About the choice of optimizer
My current work requires me to generate images of dolls as an alternative to photography. The doll itself is nude, and the pictures generated need to reflect body details, so the pictures I provided for training would be more complicated. I found that adamw8bit could not better train FLUX's lora model (it could not be fitted with low learning rate, and the pictures with high learning rate were directly blurred). The prodigy optimizer used in training SDXL before can better get the desired results, can you add prodigy to the trainer?

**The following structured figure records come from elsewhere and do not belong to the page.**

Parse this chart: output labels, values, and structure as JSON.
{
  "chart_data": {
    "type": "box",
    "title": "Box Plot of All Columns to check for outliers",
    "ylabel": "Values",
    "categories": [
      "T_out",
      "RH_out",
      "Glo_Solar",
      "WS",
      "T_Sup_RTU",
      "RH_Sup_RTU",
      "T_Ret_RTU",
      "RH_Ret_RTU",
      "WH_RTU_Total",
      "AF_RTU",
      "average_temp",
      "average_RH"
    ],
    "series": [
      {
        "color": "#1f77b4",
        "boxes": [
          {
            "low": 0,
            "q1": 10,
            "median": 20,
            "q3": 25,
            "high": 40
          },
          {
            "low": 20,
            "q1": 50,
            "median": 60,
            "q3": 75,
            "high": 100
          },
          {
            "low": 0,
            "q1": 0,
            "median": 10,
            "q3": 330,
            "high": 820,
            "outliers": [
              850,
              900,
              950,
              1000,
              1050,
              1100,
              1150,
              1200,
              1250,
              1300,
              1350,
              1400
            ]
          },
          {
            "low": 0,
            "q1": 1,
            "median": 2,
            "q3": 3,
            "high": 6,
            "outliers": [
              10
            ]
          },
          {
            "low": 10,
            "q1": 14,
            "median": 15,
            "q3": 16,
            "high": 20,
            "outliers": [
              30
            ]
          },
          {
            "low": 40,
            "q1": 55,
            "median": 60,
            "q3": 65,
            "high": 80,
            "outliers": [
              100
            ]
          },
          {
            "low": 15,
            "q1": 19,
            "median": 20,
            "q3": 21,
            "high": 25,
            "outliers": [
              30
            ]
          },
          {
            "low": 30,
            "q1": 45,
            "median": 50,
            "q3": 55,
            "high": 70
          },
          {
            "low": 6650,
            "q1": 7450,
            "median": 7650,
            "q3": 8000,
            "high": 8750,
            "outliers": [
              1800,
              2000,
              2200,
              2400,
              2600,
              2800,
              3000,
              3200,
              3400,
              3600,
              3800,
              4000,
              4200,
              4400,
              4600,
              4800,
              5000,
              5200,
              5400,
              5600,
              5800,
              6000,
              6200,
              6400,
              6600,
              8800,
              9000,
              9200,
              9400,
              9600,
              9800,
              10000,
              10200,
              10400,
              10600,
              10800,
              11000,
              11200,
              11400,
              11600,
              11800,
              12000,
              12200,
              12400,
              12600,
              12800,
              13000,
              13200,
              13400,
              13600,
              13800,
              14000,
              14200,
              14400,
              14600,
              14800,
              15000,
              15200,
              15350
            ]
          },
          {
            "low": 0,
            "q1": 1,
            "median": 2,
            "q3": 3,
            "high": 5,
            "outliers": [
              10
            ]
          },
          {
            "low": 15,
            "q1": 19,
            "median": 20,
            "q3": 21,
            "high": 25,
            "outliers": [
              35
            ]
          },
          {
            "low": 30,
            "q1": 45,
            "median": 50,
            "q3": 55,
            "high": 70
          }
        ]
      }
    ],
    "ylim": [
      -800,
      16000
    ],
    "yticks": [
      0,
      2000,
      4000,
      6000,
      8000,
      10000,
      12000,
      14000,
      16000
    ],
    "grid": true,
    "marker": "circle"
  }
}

Prodigy is already present
Prodigy is already present
Any hints on how to use it? Just replacing adamw8bit for Prodigy in the optimizer? No extra special params needed?
Thank you!
`lr: 1
noise_offset: 0.1
lr_scheduler: "cosine"
optimizer: "Prodigy"
optimizer_params:
decouple: true
use_bias_correction: False
betas: [0.9, 0.99]
weight_decay: 0.05`
This is what Im using, around 2000 steps for 10 images
`lr: 1 noise_offset: 0.1 lr_scheduler: "cosine" optimizer: "Prodigy" optimizer_params: decouple: true use_bias_correction: False betas: [0.9, 0.99] weight_decay: 0.05` This is what Im using, around 2000 steps for 10 images
Awesome, thanks a lot!
This OOM for me on 4090. Rank/Alpha are you using with Prodigy?
Coming over from SDXL I had read some time ago that Prodigy and Adafactor should have an alpha of 1 because of the adaptive learning rate. Network dim I've always run Prodigy on 16-32. Flux is pretty heavy on the VRAM though and so is Prodigy, and there seems to be some differences in VRAM management from one training program to another. Over on SDXL with my 4090, I have been using Easy Lora Training Scripts with its kohya backend with Prodigy on batches of 12 but using straight kohya I get OOM's above a batch size of 4 and I have yet to be able to train a full checkpoint. I have a feeling a good portion of Flux is going to remain out of reach of us mere 4090 peasants.
Okay, and how do I see Prodigy on the UI interface, in the optimizer list?